As he demonstrated at his company’s press presentation at CES, Clayton is a huckster of the old school — and a brilliant one. In keeping with the presentation’s (and Clayton’s) over-the-top style, recorded cheering and applause accompanied Clayton’s appearance with a live joey — that is, a young kangaroo. The other half of the mascot/logo team is Hopper, an adult kangaroo. Why? We’ll get to that.

One of Clayton’s favorite words was “new.” He was presenting, he said, a new Dish, with a new brand, new mascots, new management team, new CEO (him), new corporate partnerships, new logo, new products, new services and promotions, new website and new advertising.

Dish’s transformation is striking. Instead of being primarily a satellite TV provider that is steadily losing market share to competitor Direct TV, the company’s new focus will be to provide a whole-home set-top box (STB) fed by broadband. Satellite services will remain, and be enhanced, for those without broadband access.

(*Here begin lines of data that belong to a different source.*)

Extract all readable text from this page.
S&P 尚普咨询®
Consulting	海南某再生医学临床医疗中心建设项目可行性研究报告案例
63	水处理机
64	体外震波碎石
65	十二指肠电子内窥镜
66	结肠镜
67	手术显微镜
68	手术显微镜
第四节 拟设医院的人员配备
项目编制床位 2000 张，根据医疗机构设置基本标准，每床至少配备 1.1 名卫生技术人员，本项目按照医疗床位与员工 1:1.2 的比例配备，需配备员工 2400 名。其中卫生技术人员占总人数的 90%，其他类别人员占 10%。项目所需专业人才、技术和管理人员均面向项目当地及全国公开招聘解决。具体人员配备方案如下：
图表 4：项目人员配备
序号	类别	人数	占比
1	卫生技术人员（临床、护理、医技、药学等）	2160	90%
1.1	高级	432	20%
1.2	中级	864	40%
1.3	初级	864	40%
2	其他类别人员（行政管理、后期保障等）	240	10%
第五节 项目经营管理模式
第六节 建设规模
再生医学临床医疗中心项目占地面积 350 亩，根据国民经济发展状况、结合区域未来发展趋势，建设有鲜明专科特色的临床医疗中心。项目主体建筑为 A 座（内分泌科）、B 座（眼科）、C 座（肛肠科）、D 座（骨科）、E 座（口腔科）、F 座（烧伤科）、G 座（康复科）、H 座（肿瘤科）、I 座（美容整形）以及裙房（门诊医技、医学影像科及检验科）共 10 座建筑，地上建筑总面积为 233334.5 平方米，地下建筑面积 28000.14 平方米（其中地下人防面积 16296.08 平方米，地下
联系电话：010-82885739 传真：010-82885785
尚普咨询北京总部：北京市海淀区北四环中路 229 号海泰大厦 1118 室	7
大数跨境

As well as being Dish’s new logo, Hopper is the name of the company’s new “whole-home” set-top box (STB), and will be the conduit for, in Clayton’s words, “more music, more movies, more magic.” Joeys are small auxiliary STBs for TV sets in other rooms. Hopper includes a 2-terabyte hard drive that stores hundreds of hours of programs. With “Prime Time Anytime,” which includes Sirius XM Radio, you can automatically and simultaneously record all prime-time programming from the four major networks, plus two additional programs of your choice, and you can simultaneously play back four of them to different Joey satellite STBs throughout the house, and TVs can be controlled separately as long as each one has a Joey.

Dish’s purchase of Blockbuster last year was not greeted with unanimous praise, but Dish is incorporating Blockbuster@home, and its ability to stream 10,000 different movies, into its services.

If you don’t have access to broadband, there is Blockbuster unplugged, which downloads movies via satellite to your Hopper hard drive at less than real-time rates.

Communications VP Stephanie Pence quoted research that says 87 percent of TV households subscribe both to pay TV and broadband; 83 percent of Netflix subscribers still maintain pay TV subscriptions. And that’s the new Dish’s target. They will supply something approximating a cable TV experience using just your broadband connection. If you want a free sample, you can register on line for the “Dish Test Drive” and receive 24 hours of typical content.

Back to Joe Clayton: “The Dish brand will start growing again in 2012. We are re-launching our company and restoring our brand.” The ad campaign will roll out this quarter.

This is going over the top with a vengeance and cable should be worried. Even if Dish does not get the viewer experience and pricing quite right, somebody else will, and soon. Once that happens, what will the much-hated cable companies have to sell?